Free OCR software?

Does anyone know of any Character Recognition freeware? Where I can scan in a book page and get a headstart on transcribing it?

(Note: this is for a couple of very old public domain titles that I want to give to a friend and, probably, also “donate” to Project Gutenberg.)

If you can scan it into a TIFF, upon opening it (as a TIFF) you’ll get OCR software included. It will turn the scan into a Word doc, although be warned, it’s not perfect and you will need to reformat, perhaps heavily. Also check every word if accuracy is important. But it does save a lot of time if you’d just have to retype it otherwise.

I have done this on WinXP on several different systems. Not sure if it’s universal to all versions of Windows Imaging or just my computers happened to have it.

To expand & clarify what missbunny said, decent OCR is built into Microsoft Office 2003 & later (maybe 2000 also, I don’t remember).

Assuming you have Offfice 2003 or later, …

It’s one of the optional tools that may or may not have been installed depending on who did the install & what SKU of Office you have (student, home, pro, etc).

On the start menu look under Microsoft Office -> Tools -> Document Imaging (the exact name varies from version to version, but this is close).

That program can open TIFFs & make word docs from them with just a couple clicks. If you have a scanner properly set up, it can also pull the scan directly.

For computer-printed text the OCR rate is nearly 100%. For typeset books it’s pretty good provided you can get the pages 100% flat; it does NOT like where the words curve into the binding margin.

For faxes of photocopies of chldren’s handwriting, OCR works not so much.

SimpleOCR has a stand alone freeware OCR prog to demo their OCR SDK. Don’t know if it’s any good. (I installed it, then found I’d got an OCR bundled with something else)
You have to register to download and the free version doesn’t handle handwriting

Dang. I have Office 2001. I’ll try the Simple OCR app. Thanks.

You said in the OP that you’re going to scan the book. Doesn’t your scanner have some variety of OCR software. I bought a fairly cheap (<$100) Canon 4400F recently, and it has OCR software bundled on the CD. Also, if you can find yourself a copy of Adobe Acrobat Pro, it has OCR included.

No, the scanner has no such software. And I have Acrobat regular; Pro is like $500.

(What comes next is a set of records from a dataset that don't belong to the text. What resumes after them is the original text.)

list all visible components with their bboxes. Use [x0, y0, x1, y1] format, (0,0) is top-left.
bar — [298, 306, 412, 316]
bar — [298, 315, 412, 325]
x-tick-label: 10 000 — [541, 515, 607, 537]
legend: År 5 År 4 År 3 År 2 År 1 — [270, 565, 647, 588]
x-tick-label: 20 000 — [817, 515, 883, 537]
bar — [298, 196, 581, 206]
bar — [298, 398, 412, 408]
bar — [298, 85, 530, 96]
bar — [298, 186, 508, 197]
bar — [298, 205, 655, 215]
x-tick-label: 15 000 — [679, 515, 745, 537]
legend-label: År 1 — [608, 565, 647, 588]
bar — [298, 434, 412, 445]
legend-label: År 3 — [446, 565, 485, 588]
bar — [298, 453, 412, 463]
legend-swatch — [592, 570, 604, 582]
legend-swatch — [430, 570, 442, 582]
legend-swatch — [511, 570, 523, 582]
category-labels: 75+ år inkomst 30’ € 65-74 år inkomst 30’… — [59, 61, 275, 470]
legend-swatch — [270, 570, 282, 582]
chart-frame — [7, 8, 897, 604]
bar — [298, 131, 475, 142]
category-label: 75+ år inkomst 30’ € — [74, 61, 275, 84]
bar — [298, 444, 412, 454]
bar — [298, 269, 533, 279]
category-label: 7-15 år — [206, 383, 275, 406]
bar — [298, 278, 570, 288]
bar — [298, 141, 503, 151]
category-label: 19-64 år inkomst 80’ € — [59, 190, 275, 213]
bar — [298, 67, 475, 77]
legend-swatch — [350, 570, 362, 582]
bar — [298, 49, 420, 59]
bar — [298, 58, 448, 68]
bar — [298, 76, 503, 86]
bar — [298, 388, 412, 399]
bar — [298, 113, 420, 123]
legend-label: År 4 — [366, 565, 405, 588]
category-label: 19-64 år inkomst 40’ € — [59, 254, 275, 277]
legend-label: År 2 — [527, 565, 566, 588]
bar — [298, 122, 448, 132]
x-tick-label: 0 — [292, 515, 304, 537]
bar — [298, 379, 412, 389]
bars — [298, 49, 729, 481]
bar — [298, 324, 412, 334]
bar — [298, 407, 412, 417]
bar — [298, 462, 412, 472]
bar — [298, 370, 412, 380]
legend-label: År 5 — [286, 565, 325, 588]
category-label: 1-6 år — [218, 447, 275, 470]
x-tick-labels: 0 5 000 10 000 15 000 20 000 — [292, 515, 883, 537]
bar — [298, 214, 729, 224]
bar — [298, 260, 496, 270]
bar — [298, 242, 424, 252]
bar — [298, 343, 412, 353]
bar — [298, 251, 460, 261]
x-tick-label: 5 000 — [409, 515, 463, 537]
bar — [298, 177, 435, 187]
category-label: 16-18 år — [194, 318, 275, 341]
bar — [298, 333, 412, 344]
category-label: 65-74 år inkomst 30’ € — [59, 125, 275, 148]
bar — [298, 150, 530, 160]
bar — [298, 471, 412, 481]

Distributed Proofreading has an OCR pool that will accept scans from anyone, and run it thru their high-quality, professional OCR programs, and then send it on to the DP proofreading process and on to Project Gutenberg.

So when you have scans, they will do the OCR for you.

More info is here: http://www.pgdp.net/phpBB2/viewtopic.php?t=4957

Awesome! Thanks!

I did a quick look at SourceForge.net and found 49 references to OCR software. I have to meet some friends for dinner, so I haven’t researched better, but I saw one or two that might fit your needs.

http://sourceforge.net/search/?type_of_search=soft&words=ocr

The people at Distributed Proofreaders who do OCR work (not me, mostly) keep a close eye on open-source OCR projects, and so far, haven’t found one that they recommend.

To quote the site administrator

But often a version that is one or two releases behind the current version works fine for their proofreading needs, and many people obtain such an older version for a very cheap price from ebay or similar sites.

ABBYY is free to try and has 15 free tries. Then to buy, it costs about $200.